Sara Hales has a simple but powerful message to all women and it is the importance of supporting each other.
Speaking recently at the Dalby Australian Stock Horse sale ladies morning tea, Sara told the guests that women really needed to support each other.
“I had never really understood why women needed the support of other women in particular,” she said.
“Today, though, I benefit enormously from the support, friendship and wisdom of other women and they are an essential part of my support network.” .
Sara is the general manager of the Toowoomba Wellcamp Airport on the city’s outskirts.
She oversees the operational and commercial management of the $250 million facility and leads a team of 67 staff in her role.
But Sara didn’t always aspire to be in a corporate position.
She ran away from school at 16 to work as a jillaroo.
“I was in Year 11 attending North Sydney Girls High School, when I decided to leave,” she said.
“It was a very competitive academic environment and we were under pressure, enormous pressure, it felt, to make all the right choices and decisions about our whole lives.
“I left – it caused quite a stir at what was a very high achieving school."
It caused quite a stir at what was a very high achieving school.
Sara applied and got a jillaroo job at Mittiebah Station, north west of Camooweal, over the Northern Territory border.
She is the first to admit that while she could ride a horse, she previously had no cattle experience.
While at Mittiebah she spent the most of the time in the stock camp, situated about 60km from the homestead. A lot of the time she was the only female in the camp.
It was while at Mittiebah she met fellow ringer Charlie Hales, initially forming a friendship before romance blossomed.
“Charlie has always been perhaps my biggest supporter – way back then shoeing a horse that I had trouble with, and today, supporting me to do a job I love by capably taking over the household and running his own business at the same time,” Sara said.
Sara and Charlie left Mittiebah together and worked on Woolner Station situated between Darwin and Kakadu chasing buffalo and crocodiles.

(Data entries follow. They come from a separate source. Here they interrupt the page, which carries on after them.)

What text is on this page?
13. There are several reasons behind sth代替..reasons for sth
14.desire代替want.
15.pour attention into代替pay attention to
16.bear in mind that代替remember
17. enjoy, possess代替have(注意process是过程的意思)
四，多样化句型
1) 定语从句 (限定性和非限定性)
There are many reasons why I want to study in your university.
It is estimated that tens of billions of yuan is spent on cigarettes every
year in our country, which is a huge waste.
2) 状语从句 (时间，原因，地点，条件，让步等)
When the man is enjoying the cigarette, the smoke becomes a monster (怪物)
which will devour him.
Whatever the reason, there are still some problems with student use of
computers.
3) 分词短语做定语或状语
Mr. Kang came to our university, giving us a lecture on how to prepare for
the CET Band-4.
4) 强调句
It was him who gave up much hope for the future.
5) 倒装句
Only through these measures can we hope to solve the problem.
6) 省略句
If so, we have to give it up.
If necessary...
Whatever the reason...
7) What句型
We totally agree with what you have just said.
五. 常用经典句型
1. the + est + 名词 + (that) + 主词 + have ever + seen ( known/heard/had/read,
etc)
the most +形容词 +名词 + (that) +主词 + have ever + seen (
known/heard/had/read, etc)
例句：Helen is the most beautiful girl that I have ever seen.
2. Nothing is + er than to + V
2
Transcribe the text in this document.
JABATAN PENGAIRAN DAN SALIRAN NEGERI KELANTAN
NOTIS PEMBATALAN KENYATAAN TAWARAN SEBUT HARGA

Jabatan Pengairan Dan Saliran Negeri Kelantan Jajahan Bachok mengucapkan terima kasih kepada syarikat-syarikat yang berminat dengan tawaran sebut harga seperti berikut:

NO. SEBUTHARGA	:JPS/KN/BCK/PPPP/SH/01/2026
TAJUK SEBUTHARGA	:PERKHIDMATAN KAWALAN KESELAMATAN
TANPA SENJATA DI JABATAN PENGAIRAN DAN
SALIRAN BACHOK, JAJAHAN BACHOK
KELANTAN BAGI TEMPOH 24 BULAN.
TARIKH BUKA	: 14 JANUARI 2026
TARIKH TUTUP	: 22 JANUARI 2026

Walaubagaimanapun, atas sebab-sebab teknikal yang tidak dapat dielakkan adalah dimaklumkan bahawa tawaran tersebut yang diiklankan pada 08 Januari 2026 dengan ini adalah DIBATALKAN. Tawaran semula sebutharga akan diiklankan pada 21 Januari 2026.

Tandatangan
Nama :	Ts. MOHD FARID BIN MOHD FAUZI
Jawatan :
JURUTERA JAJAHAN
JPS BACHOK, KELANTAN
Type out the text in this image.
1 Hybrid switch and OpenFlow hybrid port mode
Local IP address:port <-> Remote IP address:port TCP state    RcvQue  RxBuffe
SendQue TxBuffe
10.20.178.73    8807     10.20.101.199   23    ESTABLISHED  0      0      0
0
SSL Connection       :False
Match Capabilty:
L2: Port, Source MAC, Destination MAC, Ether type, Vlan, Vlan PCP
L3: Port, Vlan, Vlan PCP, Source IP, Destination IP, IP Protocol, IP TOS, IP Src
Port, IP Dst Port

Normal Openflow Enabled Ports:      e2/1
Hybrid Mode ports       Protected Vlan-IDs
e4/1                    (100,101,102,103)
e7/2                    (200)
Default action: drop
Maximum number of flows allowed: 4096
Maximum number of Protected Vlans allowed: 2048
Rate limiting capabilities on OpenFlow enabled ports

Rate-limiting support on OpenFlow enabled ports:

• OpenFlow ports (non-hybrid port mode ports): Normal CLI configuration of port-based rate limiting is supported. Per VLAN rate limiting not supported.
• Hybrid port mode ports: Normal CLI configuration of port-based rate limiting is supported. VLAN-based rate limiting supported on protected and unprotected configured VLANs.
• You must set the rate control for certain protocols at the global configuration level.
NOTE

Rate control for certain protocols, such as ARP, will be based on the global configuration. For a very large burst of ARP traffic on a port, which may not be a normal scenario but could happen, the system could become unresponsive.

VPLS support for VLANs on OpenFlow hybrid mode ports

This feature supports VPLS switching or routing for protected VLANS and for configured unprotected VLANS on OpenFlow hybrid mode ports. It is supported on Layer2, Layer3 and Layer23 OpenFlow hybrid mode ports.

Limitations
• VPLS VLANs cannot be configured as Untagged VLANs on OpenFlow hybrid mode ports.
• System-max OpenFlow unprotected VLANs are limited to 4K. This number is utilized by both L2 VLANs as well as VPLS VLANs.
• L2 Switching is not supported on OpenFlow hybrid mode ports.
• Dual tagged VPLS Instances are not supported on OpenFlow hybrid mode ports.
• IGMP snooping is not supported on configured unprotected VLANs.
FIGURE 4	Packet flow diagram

Next it was back to Queensland for a short stint at Bundaberg and finally on to Toowoomba.
It wasn’t long before they found the call of the north west too much.
In 2001 they moved to Richmond to work for Alastair and Jo McClymont when they bought Burleigh Station.
Then, in 2004, Sara and Charlie took over the Richmond and Maxwelton Dips managing it as a livestock transit centre.
During that time, they would process 200,000 cattle annually in transit from the Gulf country heading to southern markets and for the boat trade.
In 2013, the Hales moved to Toowoomba with their three children, Robert, Lyndsay and Harry.
Sara joined the team at Wellcamp Airport when it was little more than a patch of dirt, as community liaison consultant.
Since then she has built the Wellcamp Cargo business, before being promoted to the top job six months ago.
Her message to the younger generation is also clear. “
Young people today will have many different careers during their lives,” she said.
“So long as you manage to avoid a small number of very big, career limiting mistakes – like getting a tattoo on your face, or a criminal record – there will be lots of options for discovering what you enjoy and where you can make a significant contribution. Don’t despair if you don’t know what you want to do.”